Not without a good reason.


[ Like needing his memories repaired, and having to forget her in order to accomplish that. She doesn't resent that decision; it was the right choice to make. ]

But sometimes that worries me more.
Even though he's helped so many people, he never seems to look after himself the same way.
lethechained: (A dream is a wish your heart makes?!)

[personal profile] lethechained 2022-01-26 06:08 am (UTC)(link)
[ Though she's not quite sure why it's delayed, Naminé doesn't think much of the pause; she certainly wouldn't expect him to be chuckling, even if she did give it consideration. ]

I've tried to.
He said he knew I was right, and that he needed to work on that, but he didn't promise me.
I'm not sure he can promise something like that without breaking it.

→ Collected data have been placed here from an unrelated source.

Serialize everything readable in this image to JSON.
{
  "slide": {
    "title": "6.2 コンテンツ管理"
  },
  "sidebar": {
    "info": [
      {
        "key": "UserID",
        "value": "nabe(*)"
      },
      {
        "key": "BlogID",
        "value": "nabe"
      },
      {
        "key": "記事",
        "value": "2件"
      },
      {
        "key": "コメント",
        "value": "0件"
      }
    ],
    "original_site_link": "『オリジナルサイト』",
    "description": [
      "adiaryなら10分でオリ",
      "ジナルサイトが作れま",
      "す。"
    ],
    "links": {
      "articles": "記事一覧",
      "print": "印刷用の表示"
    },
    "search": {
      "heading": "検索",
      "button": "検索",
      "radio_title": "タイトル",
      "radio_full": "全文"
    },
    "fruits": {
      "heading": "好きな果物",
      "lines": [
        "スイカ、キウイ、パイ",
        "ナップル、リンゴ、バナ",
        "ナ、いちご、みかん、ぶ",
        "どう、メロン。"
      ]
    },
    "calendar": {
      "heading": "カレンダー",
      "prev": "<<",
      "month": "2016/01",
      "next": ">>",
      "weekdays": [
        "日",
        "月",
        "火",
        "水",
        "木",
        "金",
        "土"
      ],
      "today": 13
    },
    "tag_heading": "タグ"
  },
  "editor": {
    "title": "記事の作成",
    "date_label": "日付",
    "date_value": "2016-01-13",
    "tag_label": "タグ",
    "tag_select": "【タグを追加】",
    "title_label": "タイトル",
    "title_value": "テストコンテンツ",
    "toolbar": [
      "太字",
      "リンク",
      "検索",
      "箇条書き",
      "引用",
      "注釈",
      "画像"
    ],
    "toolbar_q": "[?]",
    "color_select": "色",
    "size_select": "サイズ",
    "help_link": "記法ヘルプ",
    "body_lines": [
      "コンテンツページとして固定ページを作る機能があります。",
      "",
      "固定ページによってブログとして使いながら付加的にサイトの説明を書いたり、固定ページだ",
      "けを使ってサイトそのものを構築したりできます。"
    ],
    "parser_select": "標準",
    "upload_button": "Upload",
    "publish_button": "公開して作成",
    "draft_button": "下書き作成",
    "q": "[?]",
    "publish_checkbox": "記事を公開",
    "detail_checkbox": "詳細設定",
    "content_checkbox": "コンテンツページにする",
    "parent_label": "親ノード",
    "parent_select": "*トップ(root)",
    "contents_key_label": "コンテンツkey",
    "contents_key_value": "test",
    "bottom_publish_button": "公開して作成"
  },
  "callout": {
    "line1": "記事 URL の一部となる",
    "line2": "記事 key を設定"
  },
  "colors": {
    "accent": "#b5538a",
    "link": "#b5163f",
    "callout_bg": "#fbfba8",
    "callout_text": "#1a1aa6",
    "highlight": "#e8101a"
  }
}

[ Probably right away, in fact. ]
lethechained: (Partners in Crime)

[personal profile] lethechained 2022-01-30 12:30 am (UTC)(link)
I'm sure it does, too.

[ Will it ever stop him from sacrificing himself, either fully or in part? Probably not. It feels rather bittersweet. ]

But it's hard.
He's done so much for me that I want to protect him in return, even though he's strong on his own.
And yet if I tried to stop him from doing what he has to to save others, it'd be like forcing him to be someone else.
Someone who isn't the person who would do all those things that I owe him for in the first place.
lethechained: (Olderne! Looking kinda grim)

[personal profile] lethechained 2022-02-06 12:32 am (UTC)(link)
In slightly different words.

[ Still, that's close enough, certainly. And while some might take such phrasing as harsh, Naminé has no qualms about agreeing. Ugly truths were her daily reality for such a long while, after all. ]

Sometimes I wish that it weren't that way, but you're right.
Most people seem to learn best from their own mistakes.


[ Provided they aren't fatal, anyway. ]

In the meantime, I suppose what I can do is try to get stronger for his sake.
At least if I am, I might be more able to help if something goes wrong.